English    Türkçe    فارسی   

2
1738-1747

  • آن که گفت انی مرضت لم تعد ** من شدم رنجور او تنها نشد
  • Allah, onun hakkında, “ Hastalandım da yine halimi hatırımı sormadın? Yalnız o hastalanmadı, ben de hasta oldum” demiştir.
  • آن که بی‏یسمع و بی‏یبصر شده ست ** در حق آن بنده این هم بی‏هده ست‏
  • Bu çeşit sözler, “ Benimle duyar, benimle görür” haki katına erişen kişi içinde bâtıldır.
  • بی‏ادب گفتن سخن با خاص حق ** دل بمیراند سیه دارد ورق‏ 1740
  • Allah haslarıyla edepsizce konuşmak gönlü öldürür amel defterini kapkara bir hale koyar.

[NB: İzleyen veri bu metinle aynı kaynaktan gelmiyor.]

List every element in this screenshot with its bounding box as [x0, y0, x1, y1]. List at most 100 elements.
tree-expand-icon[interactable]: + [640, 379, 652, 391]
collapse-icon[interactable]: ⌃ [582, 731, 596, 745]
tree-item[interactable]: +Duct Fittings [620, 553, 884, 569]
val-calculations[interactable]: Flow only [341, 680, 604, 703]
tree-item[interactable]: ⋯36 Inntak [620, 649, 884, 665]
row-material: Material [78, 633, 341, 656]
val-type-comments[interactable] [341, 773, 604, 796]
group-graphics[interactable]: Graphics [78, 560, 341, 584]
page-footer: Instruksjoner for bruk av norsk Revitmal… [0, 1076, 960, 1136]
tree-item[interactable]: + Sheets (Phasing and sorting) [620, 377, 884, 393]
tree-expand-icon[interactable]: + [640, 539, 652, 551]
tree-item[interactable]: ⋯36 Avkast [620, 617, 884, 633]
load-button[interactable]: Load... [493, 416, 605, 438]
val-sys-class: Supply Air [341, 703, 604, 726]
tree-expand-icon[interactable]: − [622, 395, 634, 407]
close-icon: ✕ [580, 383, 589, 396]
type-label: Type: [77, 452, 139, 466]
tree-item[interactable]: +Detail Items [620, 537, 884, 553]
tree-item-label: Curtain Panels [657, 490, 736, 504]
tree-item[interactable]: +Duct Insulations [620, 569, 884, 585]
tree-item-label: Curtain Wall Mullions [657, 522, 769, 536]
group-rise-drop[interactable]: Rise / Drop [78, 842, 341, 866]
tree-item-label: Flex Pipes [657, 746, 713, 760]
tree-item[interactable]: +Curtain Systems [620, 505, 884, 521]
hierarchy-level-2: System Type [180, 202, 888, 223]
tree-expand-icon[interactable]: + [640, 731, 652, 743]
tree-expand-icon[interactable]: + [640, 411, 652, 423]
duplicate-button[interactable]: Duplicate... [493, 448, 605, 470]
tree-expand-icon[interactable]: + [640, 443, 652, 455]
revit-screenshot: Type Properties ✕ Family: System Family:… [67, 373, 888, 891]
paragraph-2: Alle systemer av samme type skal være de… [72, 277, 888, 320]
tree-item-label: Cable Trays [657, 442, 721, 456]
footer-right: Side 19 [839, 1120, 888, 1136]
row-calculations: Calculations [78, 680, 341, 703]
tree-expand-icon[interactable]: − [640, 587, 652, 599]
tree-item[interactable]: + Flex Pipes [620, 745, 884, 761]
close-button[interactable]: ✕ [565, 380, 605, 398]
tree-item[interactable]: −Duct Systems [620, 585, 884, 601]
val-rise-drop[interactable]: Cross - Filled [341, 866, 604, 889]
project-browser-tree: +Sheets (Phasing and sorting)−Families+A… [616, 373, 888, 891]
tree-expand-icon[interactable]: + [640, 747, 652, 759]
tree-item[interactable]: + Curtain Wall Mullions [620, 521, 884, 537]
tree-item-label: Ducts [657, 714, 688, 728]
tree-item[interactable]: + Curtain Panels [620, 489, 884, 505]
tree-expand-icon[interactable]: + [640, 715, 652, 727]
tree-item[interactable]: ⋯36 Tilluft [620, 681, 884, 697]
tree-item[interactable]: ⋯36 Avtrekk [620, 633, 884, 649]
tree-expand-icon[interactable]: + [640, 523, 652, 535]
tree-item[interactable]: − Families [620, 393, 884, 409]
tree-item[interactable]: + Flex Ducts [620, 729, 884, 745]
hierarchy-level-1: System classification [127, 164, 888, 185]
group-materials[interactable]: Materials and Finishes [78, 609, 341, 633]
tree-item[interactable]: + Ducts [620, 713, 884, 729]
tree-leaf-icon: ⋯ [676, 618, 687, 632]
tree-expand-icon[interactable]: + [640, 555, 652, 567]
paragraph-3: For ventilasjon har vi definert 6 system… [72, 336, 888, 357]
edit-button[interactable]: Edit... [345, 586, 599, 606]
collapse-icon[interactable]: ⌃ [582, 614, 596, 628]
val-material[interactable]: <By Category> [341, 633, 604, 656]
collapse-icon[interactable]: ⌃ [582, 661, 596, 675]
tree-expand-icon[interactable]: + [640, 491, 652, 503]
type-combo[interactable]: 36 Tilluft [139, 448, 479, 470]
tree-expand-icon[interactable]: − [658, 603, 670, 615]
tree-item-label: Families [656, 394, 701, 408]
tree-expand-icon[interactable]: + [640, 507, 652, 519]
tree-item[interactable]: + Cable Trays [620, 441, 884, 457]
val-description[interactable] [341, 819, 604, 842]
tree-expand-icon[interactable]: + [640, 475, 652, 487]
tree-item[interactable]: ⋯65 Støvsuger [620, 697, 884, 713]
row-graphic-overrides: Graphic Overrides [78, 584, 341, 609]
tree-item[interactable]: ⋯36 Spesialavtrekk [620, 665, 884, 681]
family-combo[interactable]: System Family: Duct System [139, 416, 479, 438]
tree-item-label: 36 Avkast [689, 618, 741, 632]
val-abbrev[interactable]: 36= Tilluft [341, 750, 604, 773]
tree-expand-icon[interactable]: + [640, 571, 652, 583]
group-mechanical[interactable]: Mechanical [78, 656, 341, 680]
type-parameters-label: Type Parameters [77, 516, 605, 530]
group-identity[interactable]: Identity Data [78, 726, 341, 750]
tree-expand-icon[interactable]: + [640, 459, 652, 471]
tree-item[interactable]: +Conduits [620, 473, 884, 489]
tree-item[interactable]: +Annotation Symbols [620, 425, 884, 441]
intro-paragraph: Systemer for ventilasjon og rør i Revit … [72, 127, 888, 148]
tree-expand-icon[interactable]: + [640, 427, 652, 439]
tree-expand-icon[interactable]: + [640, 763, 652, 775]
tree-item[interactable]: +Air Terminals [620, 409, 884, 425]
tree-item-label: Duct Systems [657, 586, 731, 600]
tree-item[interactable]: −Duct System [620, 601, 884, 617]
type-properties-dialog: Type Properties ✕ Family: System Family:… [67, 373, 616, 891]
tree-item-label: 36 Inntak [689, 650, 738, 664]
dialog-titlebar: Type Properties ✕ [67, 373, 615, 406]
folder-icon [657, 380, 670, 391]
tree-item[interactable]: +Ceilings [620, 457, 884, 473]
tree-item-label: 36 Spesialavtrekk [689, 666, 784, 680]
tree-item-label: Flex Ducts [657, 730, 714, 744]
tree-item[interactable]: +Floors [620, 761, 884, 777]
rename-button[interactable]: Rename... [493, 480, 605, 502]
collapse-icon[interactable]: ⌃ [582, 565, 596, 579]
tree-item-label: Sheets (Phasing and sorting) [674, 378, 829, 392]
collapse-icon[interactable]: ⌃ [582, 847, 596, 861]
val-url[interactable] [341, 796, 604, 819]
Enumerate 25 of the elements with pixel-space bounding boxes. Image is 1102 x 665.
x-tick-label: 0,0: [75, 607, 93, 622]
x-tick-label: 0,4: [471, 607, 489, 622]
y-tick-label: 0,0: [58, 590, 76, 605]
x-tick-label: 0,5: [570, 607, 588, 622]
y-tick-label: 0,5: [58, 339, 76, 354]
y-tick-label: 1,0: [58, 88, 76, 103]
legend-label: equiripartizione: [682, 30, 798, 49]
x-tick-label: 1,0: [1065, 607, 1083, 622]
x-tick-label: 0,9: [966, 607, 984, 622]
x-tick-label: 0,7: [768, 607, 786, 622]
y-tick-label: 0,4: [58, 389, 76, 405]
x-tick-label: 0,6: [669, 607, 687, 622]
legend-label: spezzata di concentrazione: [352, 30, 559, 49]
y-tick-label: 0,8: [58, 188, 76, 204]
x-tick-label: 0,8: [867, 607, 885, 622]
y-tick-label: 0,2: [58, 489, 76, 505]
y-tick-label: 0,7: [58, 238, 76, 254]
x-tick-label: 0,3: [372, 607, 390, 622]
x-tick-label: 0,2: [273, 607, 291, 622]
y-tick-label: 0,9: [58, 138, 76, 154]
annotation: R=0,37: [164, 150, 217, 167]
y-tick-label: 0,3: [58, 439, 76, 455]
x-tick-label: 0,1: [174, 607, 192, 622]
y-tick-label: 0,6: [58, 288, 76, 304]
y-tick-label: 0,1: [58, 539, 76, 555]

  • گر تو مردی را بخوانی فاطمه ** گر چه یک جنسند مرد و زن همه‏
  • Sen bir erkeğe Fatma desen; erkekle kadın, hep bir cinsten olmakla beraber,
  • قصد خون تو کند تا ممکن است ** گر چه خوش خو و حلیم و ساکن است‏
  • İmkân bulursa kanına kasteder, isterse haddi zatında halîm ve mülâyim olsun!
  • فاطمه مدح است در حق زنان ** مرد را گویی بود زخم سنان‏
  • Fatma sözü, kadınlar için övünçtür. Fakat erkeğe söylersen kılıç yarası gibi tesir eder.
  • دست و پا در حق ما استایش است ** در حق پاکی حق آلایش است‏
  • El ayak. Bizim için övünç vesilesidir; fakat Allah’ın arılığına nispetle kusur.
  • لم یلد لم یولد او را لایق است ** والد و مولود را او خالق است‏ 1745
  • “ Doğmaz, doğurmaz” vasfı ona lâyıktır. Babayı da halk eden o, oğlu da.
  • هر چه جسم آمد ولادت وصف اوست ** هر چه مولود است او زین سوی جوست‏
  • Doğma, cisim olanın vasfıdır. Doğan, ırmağın bu yüzüne mensuptur.
  • ز انکه از کون و فساد است و مهین ** حادث است و محدثی خواهد یقین‏
  • Çünkü doğan, Kevnü Fesat âlemindendir, aşağılıktır, sonradan olmadır. Elbette onu bir meydana getiren lâzım.”